Representatives of seed houses last week met President Mugabe at State House where they assured him and the nation that their combined supply was more than enough to meet demand. The seed houses - Seed Co, Pannar and Pioneer - have more than 60 000 tonnes of maize seed in stock against a potential demand of 45 000 tonnes, which means the supply is outstripping demand thus erasing any thoughts of a shortage of seed for the 2012/2013 season.
The seed houses can also make extra money by exporting the surplus seed. The shortage of seed in previous seasons resulted in farmers falling into the wrong hands of dealers who sold them maize left over from past seasons coloured to appear as if was treated seed when in actual fact it was fake seed.
Such seed would struggle to germinate and when it finally does so, growth is stunted and the yield is hugely affected leading to low production. While we are encouraged by the abundant availability of maize seed, we are not really sure about it's affordability. Indeed availability is one thing and the ability and capacity to buy is another.
We hope the seed houses have priced the seed in a manner that activates farmers into buying without any grumbling.
It is no secret at all that most farmers have been failing to put their land to its full productive use largely because of the prohibitive cost of inputs, such as seed, fertiliser, chemicals and tillage.
Most farmers have the land and to some extent, the expertise, but do not have the money to turn the vast tracts of land into green belts. This is where we call for good pricing of inputs to encourage farmers to buy hybrid seed that yields more instead of turning to the illegal black market for fake seed.
The cost of production has remained the farmers' biggest headache as it has remained higher than the revenue.
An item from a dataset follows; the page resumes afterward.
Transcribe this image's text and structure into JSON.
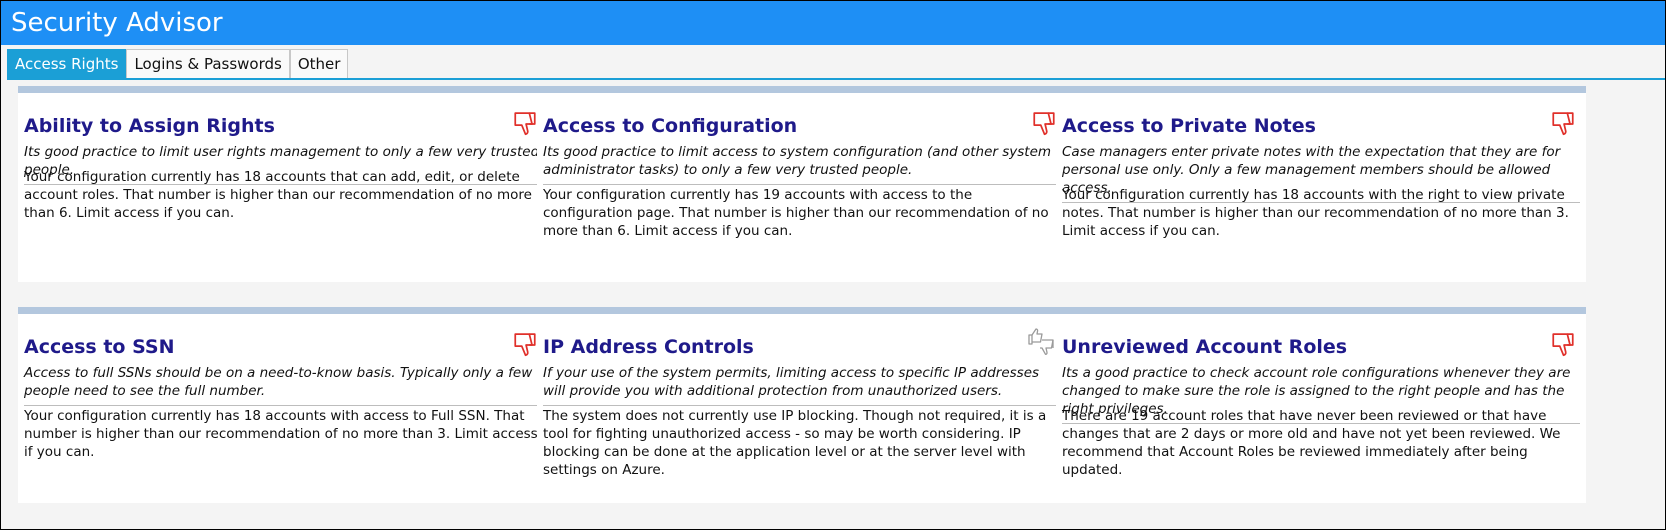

This has led to most farmers failing to make a profit and let alone break even, thus rendering farming as a business less lucrative.
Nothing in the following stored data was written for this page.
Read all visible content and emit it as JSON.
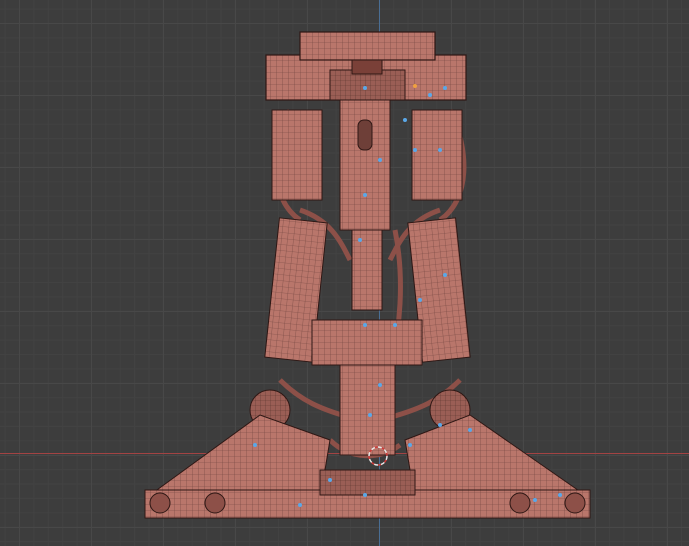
{
  "viewport": {
    "mode": "edit",
    "grid": true,
    "background_color": "#3d3d3d",
    "grid_color": "#484848",
    "x_axis_color": "#a34343",
    "y_axis_color": "#4a6e94"
  },
  "model": {
    "name_icon": "mech-leg-mesh-icon",
    "base_color": "#b9766b",
    "wire_color": "#3a1f1c",
    "shadow_color": "#6e3f38",
    "vertex_color": "#5aa8e8",
    "active_vertex_color": "#f0a040"
  },
  "cursor": {
    "icon": "3d-cursor-icon",
    "outer_color": "#e8e8e8",
    "inner_color": "#d03a3a"
  }
}
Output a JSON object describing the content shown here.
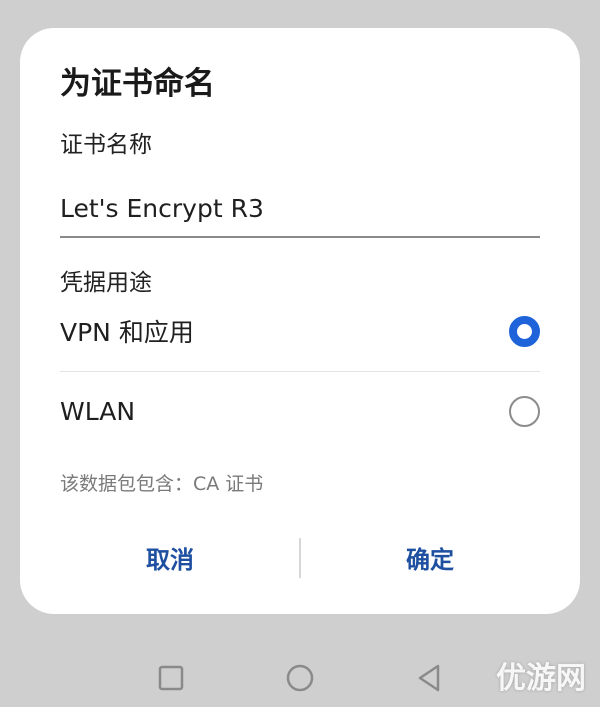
{
  "dialog": {
    "title": "为证书命名",
    "name_field": {
      "label": "证书名称",
      "value": "Let's Encrypt R3"
    },
    "usage": {
      "label": "凭据用途",
      "options": [
        {
          "label": "VPN 和应用",
          "checked": true
        },
        {
          "label": "WLAN",
          "checked": false
        }
      ]
    },
    "package_info": "该数据包包含：CA 证书",
    "buttons": {
      "cancel": "取消",
      "confirm": "确定"
    }
  },
  "navbar": {
    "icons": [
      "recent-apps-icon",
      "home-icon",
      "back-icon"
    ]
  },
  "watermark": "优游网",
  "colors": {
    "accent": "#1e63d9",
    "button_text": "#1e4fa0",
    "backdrop": "#cfcfcf"
  }
}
Owing to the high input prices, most farmers end up buying less of everything just to cover their target hectrages and by so doing the yield is affected and so are the returns from the investment.
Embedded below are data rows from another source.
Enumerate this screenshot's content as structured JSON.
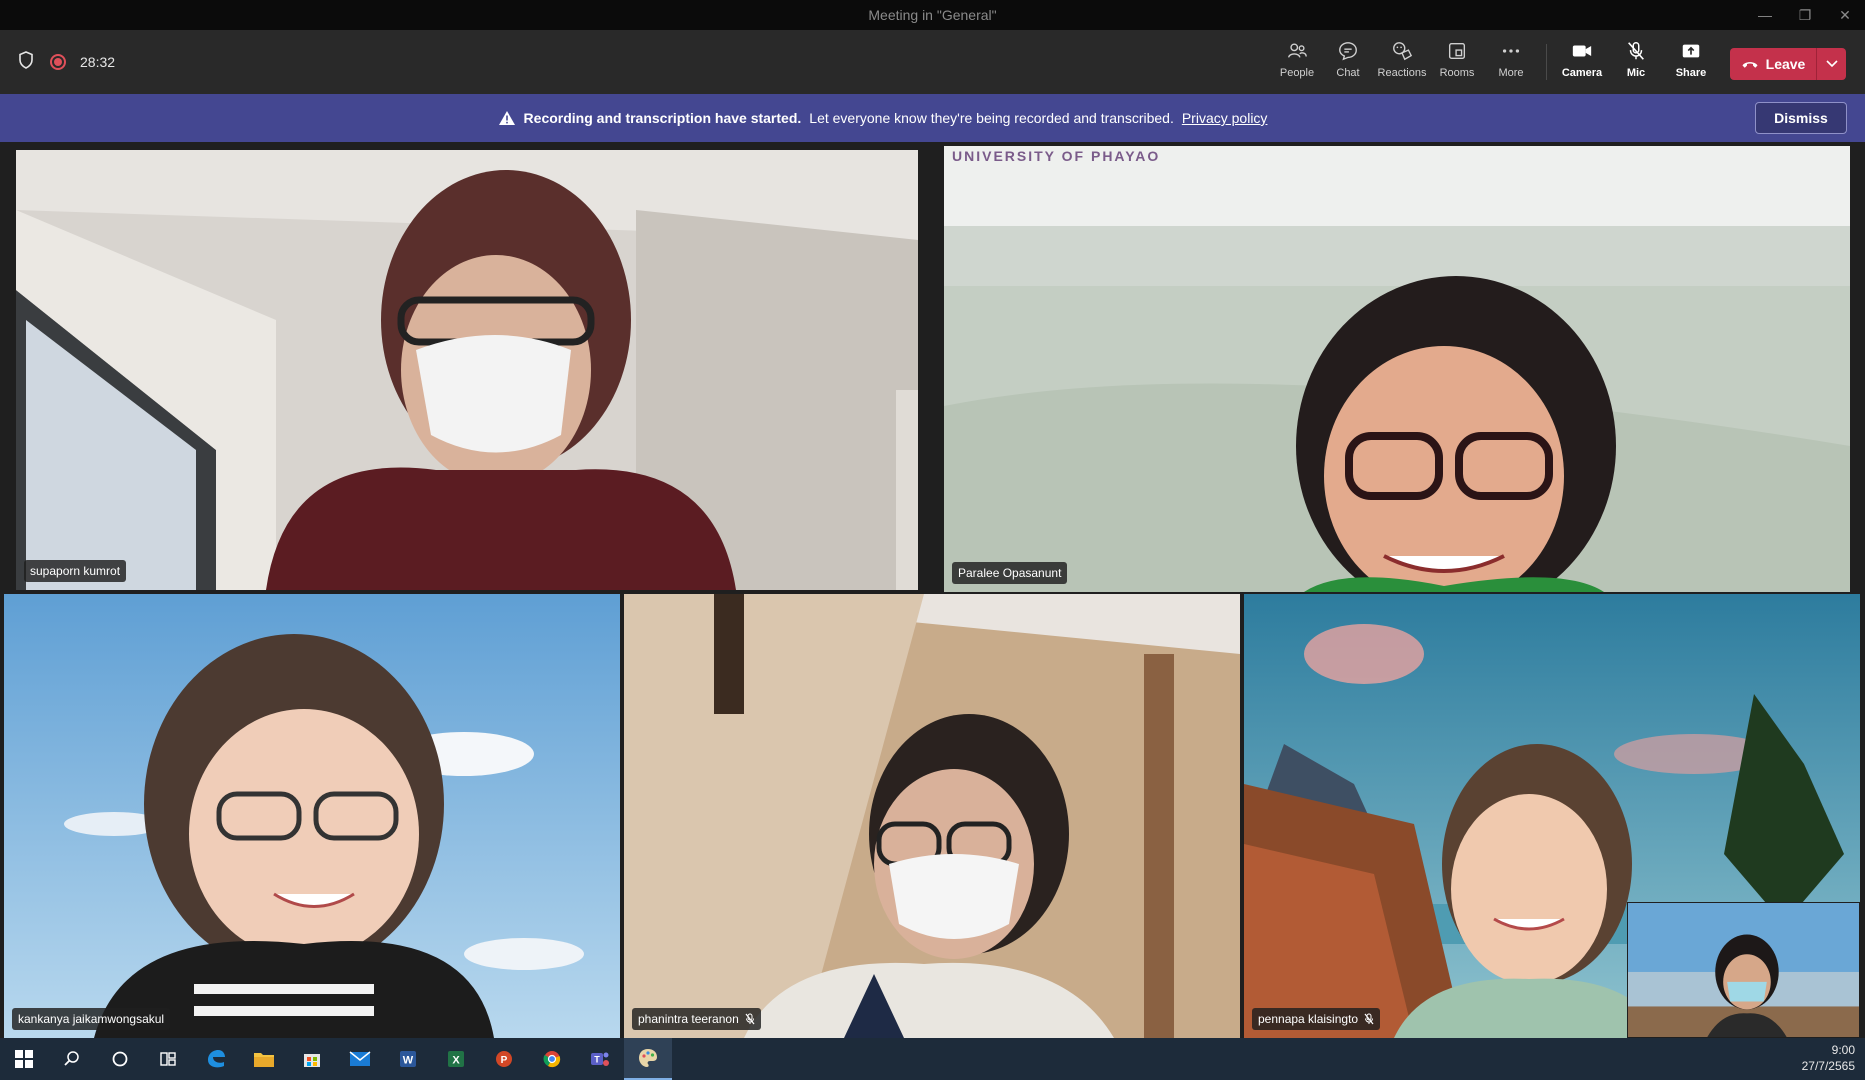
{
  "window": {
    "title": "Meeting in \"General\"",
    "controls": [
      "—",
      "❐",
      "✕"
    ]
  },
  "toolbar": {
    "timer": "28:32",
    "buttons": {
      "people": "People",
      "chat": "Chat",
      "reactions": "Reactions",
      "rooms": "Rooms",
      "more": "More",
      "camera": "Camera",
      "mic": "Mic",
      "share": "Share"
    },
    "leave": "Leave"
  },
  "banner": {
    "bold": "Recording and transcription have started.",
    "text": "Let everyone know they're being recorded and transcribed.",
    "link": "Privacy policy",
    "dismiss": "Dismiss"
  },
  "participants": [
    {
      "name": "supaporn kumrot",
      "muted": false,
      "active": true
    },
    {
      "name": "Paralee Opasanunt",
      "muted": false,
      "active": false
    },
    {
      "name": "kankanya jaikamwongsakul",
      "muted": false,
      "active": false
    },
    {
      "name": "phanintra teeranon",
      "muted": true,
      "active": false
    },
    {
      "name": "pennapa klaisingto",
      "muted": true,
      "active": false
    }
  ],
  "background_text": "UNIVERSITY OF PHAYAO",
  "taskbar": {
    "time": "9:00",
    "date": "27/7/2565"
  },
  "colors": {
    "accent": "#444791",
    "leave": "#c4314b",
    "active_outline": "#7f85f5"
  }
}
We believe that farmers can fully take advantage of the predicted normal to above normal rainfall if the maize seed is made available at very affordable price.
Seed houses can still make their money if they price their seed at affordable levels as more and more farmers, including those who had abandoned maize production, can turn back to growing maize and obviously as more people grow maize, the seed volumes can easily be pushed up and in this US dollar economy companies make money by pushing volumes.
It has been said over and over again that maize is our staple food so all efforts must be made towards its production. Zimbabwe has for many years in the past been renowned as the breadbasket for Southern Africa, producing in one season, a record 2,2 million tonnes of maize, achieving national food self sufficiency and exporting the surplus.
With the correct pricing of inputs, we believe we can easily return to our status as the breadbasket of Southern African, known for exporting food and not for importing as has become the case in recent years.
We hope the seed is now available on the market as experience has taught us that seed houses talk of seed in their warehouse when it is not available on the market.
We are optimistic that indeed the seed is being sold on the market and that for as long as farmers have money in their pockets, they can buy the seed wherever they are.
If there are any schemes to support farmers that the Government and the private sector are mulling, we believe they must be implemented now as farmers need to get down with the serious business of farming.
Procrastination has been the biggest challenge facing the Government and the private sector when it comes to putting together input packages to support farmers.
We have seen the packages/schemes being introduced and implemented well into the farming season instead of ahead the start of the farming season to allow farmers to plan their cropping. Banks also need to play ball by lending money to farmers who meet their lending requirements.
Why financial institutions will not consider the viability of the farming venture as collateral also beats us.
We would think the viability of the venture would be enough collateral as the banks, barring adverse weather conditions, like drought, would be sure of recovering their money and at the same time getting seriously involved in agriculture and matters of national food security.
The rainy season is upon us and let's all work towards retaining our bread basket status.